Menjelang Muktamar XVI PERSIS di Bandung, April 2021. Persatuan Islam (PERSIS) merupakan ormas pra kemerdekaan yang memiliki basis ratusan pesantren di pelosok negeri. Menarik untuk menelusuri alumnus pesantren  PERSIS yang tersebar di berbagai daerah di Indonesia dengan berbagai latar profesi yang masuk ke dalam berbagai ragam aliran kelompok dengan berbagai macam wacana keagamaan.
Persatuan Islam (PERSIS) sering dikenal sebagai organisasi masyarakat yang "galak", karena pemahaman keagamaan mereka cenderung keras, tanpa kompromi, hitam dan putih apalagi bicara aqidah dan fiqh ibadah.Â
Ahmad Hassan tokoh sentral Persatuan Islam (PERSIS) yang membawa ajaran Persis menjadi benar-benar populer, A. Hassan memerintahkan umat Islam untuk menyerahkan secara tegas dan totalitas, semua urusan agama pada dua rujukan utama; Al-Qur'an dan Hadis bukan pada pendapat para kyai.
Hal tersebut di dukung oleh sebuah hadis; "Berhati-hatilah terhadap sikap menduga-duga (zhan), sebab sikap itu akan menggiringmu menjadi pendusta besar" (Akh Minhaji,2016:165) hadis tersebut kutipan dari kitab Shahih Al Bukhari no.6064, Shahih Muslim no.2563.
Jika kita rujuk sejarah, Persatuan Islam (PERSIS) sangat menentang "taqlid dan bid'ah" terutama taqlid terhadap para petinggi agama yang memiliki otoritas dalam fatwa dan pengaruh terhadap para pengikutnya. Maka Persatuan Islam (PERSIS) dulu menjadi organisasi modern yang menentang kejumudan dan absolutisme pimpinan agama.

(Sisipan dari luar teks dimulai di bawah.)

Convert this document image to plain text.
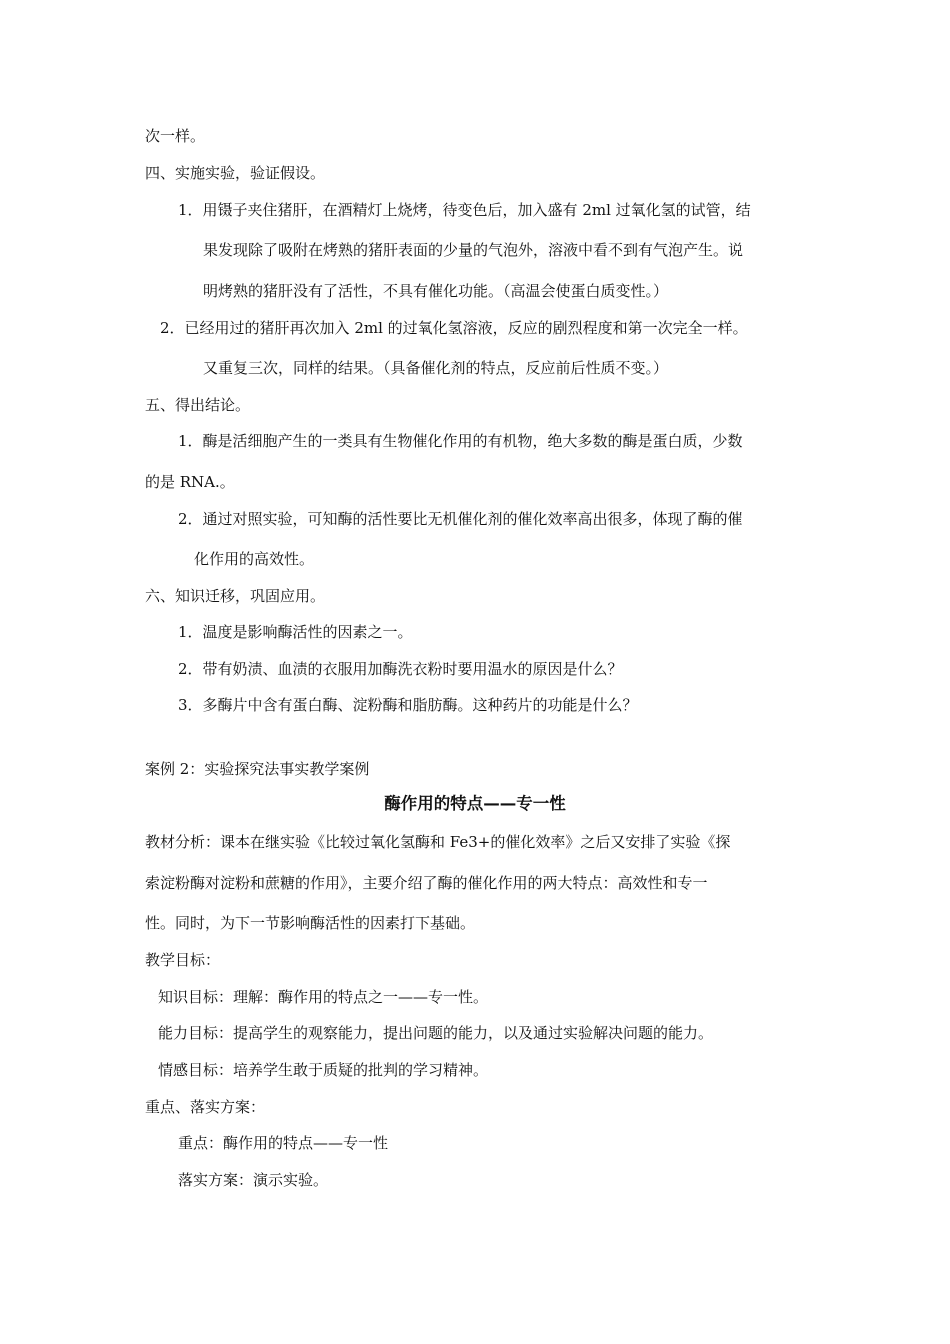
次一样。
四、实施实验，验证假设。
1．用镊子夹住猪肝，在酒精灯上烧烤，待变色后，加入盛有 2ml 过氧化氢的试管，结
果发现除了吸附在烤熟的猪肝表面的少量的气泡外，溶液中看不到有气泡产生。说
明烤熟的猪肝没有了活性，不具有催化功能。（高温会使蛋白质变性。）
2．已经用过的猪肝再次加入 2ml 的过氧化氢溶液，反应的剧烈程度和第一次完全一样。
又重复三次，同样的结果。（具备催化剂的特点，反应前后性质不变。）
五、得出结论。
1．酶是活细胞产生的一类具有生物催化作用的有机物，绝大多数的酶是蛋白质，少数
的是 RNA.。
2．通过对照实验，可知酶的活性要比无机催化剂的催化效率高出很多，体现了酶的催
化作用的高效性。
六、知识迁移，巩固应用。
1．温度是影响酶活性的因素之一。
2．带有奶渍、血渍的衣服用加酶洗衣粉时要用温水的原因是什么？
3．多酶片中含有蛋白酶、淀粉酶和脂肪酶。这种药片的功能是什么？
案例 2：实验探究法事实教学案例
酶作用的特点——专一性
教材分析：课本在继实验《比较过氧化氢酶和 Fe3+的催化效率》之后又安排了实验《探
索淀粉酶对淀粉和蔗糖的作用》，主要介绍了酶的催化作用的两大特点：高效性和专一
性。同时，为下一节影响酶活性的因素打下基础。
教学目标：
知识目标：理解：酶作用的特点之一——专一性。
能力目标：提高学生的观察能力，提出问题的能力，以及通过实验解决问题的能力。
情感目标：培养学生敢于质疑的批判的学习精神。
重点、落实方案：
重点：酶作用的特点——专一性
落实方案：演示实验。
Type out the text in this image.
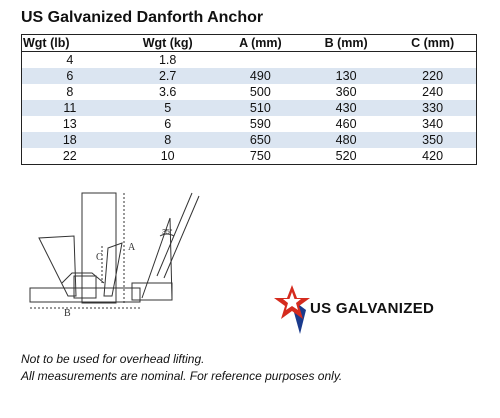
US Galvanized Danforth Anchor
Wgt (lb)	Wgt (kg)	A (mm)	B (mm)	C (mm)
4	1.8			
6	2.7	490	130	220
8	3.6	500	360	240
11	5	510	430	330
13	6	590	460	340
18	8	650	480	350
22	10	750	520	420
A
C
B
35°
US GALVANIZED
Not to be used for overhead lifting.
All measurements are nominal. For reference purposes only.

Wajah Persatuan Islam (PERSIS) tersebut diantaranya sebagai antitesis dari gerakan keagamaan tradisional yang kental dengan praktik ajaran-ajaran lokal seperti klenik, ataupun budaya agama lain.
Persatuan Islam (PERSIS) sendiri memiliki basis umat di Jawa Barat, sebagaimana riset Jeremy Menchik dalam bukunya Islam and Democracy In Indonesia menyebutkan bahwa: "Persis founded in 1923 in West Java, is smaller reformist group with about 500.000, members." (Jeremy Menchik, 2016 : 6)
Akhirnya banyak simpatisan Persatuan Islam (PERSIS) yang bergabung menjadi anggota dan menyekolahkan anak-anaknya ke Pesantren Persatuan Islam (PERSIS). Pesantren sebagai basis dari warga Persatuan Islam (PERSIS). menjadikan dakwah dan pemahaman  Persatuan Islam (PERSIS) meluas seperti di era 70-80 an, alumnus dari pesantren persis kemudian keluar melakukan dakwah. Stigma dan Identitas Persis sebagai ormas yang keras terhadap TBC (Takhayul, Bid'ah, Khurafat) tidak berubah sampai akhir era 2000-an.
Namun, sebagaimana hari ini kita melihat, Persatuan Islam (PERSIS) seakan tampil dengan wajah yang lebih ramah dan toleran, seperti penghargaan yang diberikan oleh Kementerian Dalam Negeri tahun 2018 sebagai ormas tertua di Indonesia Khusus Bakti Sepanjang Hidup yang berperan dalam kemerdekaan dan sumbangsih serta peran terhadap Negara.
Lulusan-lulusan Pesantren Persatuan Islam (PERSIS) kemudian menghadapi tantangan baru selepas menyelesaikan pendidikan di Pondok Pesantren Persatuan Islam (PERSIS). Ada yang mengaku merasa dilematis ketika shock culture di perguruan tinggi. Lalu selepas kuliah, dan menjalani lingkungan yang berbeda, para alumnus sebagian mengaku malu menjadi warga alumnus dari Persis (yang berasal bukan dari keluarga Persis) karena Persis tidak lagi berbeda dengan "ormas" yang lain.